Bizlerin her gün sabahtan akşama kadar az veya çok nefsimize zulüm etmediğimizi, günah işlemediğimizi, isyana girmediğimizi kim veya kimler iddia edebilir? Seçkin insanlar olmalarına rağmen bir zelleden (kusurdan) dolayı bu kadar tedirgin olmuş ve ardı sıra dua ve yalvarmalarını dile getirmişlerdir. Hatta Hz. Muhammed (s.a.v.)’in şükreden bir kul olmak adına sabahlara kadar zikir ve dua ettiğini şu hadisten öğreniyoruz.

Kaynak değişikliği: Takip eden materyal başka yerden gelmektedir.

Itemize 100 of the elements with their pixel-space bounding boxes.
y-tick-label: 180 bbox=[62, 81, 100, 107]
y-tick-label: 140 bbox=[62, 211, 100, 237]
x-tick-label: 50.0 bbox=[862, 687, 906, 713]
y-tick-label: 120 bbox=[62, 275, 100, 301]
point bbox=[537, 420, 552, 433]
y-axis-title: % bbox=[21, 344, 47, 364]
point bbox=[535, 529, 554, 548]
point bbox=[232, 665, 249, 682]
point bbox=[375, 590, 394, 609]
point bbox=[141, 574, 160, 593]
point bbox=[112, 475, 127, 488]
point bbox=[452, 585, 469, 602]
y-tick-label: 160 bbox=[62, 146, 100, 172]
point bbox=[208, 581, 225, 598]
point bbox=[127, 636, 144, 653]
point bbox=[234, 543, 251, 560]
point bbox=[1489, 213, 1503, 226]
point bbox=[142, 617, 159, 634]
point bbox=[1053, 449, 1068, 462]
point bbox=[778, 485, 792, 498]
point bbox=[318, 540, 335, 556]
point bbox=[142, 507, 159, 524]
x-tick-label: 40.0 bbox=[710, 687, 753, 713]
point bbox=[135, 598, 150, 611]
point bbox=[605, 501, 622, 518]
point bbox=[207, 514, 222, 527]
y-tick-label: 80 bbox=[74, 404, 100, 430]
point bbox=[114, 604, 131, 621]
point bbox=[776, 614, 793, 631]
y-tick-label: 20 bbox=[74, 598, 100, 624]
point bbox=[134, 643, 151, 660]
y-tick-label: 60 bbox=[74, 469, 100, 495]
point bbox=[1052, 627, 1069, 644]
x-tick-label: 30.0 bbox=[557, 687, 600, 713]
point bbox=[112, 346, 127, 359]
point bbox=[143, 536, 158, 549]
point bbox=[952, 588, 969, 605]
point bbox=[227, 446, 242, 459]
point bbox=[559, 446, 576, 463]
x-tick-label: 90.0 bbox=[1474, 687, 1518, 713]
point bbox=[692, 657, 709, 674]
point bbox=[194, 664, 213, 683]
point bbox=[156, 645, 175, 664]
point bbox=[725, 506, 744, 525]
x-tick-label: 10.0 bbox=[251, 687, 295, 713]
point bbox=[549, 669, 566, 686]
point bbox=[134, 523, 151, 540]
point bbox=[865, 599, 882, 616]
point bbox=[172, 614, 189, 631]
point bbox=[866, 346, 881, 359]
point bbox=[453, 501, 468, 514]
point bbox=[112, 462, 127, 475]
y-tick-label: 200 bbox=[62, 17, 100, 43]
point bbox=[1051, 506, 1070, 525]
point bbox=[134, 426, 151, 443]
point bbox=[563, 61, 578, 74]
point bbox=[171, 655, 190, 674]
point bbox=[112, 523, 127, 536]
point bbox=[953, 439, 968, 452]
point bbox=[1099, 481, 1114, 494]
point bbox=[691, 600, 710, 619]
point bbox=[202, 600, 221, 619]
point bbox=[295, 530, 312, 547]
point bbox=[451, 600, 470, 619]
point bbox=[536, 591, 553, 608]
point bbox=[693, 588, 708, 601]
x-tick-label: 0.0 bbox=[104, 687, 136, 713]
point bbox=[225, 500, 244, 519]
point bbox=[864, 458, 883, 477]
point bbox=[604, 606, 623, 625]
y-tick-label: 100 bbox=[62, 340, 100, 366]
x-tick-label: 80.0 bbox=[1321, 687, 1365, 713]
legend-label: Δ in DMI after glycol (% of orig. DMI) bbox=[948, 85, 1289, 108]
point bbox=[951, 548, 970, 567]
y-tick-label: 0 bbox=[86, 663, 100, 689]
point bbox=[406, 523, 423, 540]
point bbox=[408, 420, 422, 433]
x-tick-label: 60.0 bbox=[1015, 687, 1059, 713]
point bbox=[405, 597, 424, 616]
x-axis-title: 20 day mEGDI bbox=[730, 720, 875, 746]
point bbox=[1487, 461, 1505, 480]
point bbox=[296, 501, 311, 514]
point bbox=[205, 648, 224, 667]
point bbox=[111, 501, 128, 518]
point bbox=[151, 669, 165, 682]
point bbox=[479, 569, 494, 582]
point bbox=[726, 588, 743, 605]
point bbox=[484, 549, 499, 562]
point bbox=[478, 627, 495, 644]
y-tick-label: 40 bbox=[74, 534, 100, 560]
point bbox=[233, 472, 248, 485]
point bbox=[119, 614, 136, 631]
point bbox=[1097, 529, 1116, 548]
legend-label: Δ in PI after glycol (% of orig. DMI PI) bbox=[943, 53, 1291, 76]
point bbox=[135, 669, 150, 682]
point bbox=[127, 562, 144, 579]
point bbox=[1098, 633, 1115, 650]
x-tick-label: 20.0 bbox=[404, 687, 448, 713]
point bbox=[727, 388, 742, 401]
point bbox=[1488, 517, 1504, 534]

Aişe (r.ah.)’dan rivayet edildiğine göre Nebi (s.a.v.), gece ayakları şişinceye kadar namazı kılardı. Aişe diyor ki, kendisine: “Niçin böyle yapıyorsun (neden bu kadar meşakkate katlanıyorsun) ey Allah’ın Resûlü? Oysa Allah senin geçmiş ve gelecek hatalarını bağışlamıştır, dedim.”
“Şükreden bir kul olmayı istemeyeyim mi?” buyurdu. (Buhari, Tefsiru sure (48), 2; Müslim, Münâfikîn 81)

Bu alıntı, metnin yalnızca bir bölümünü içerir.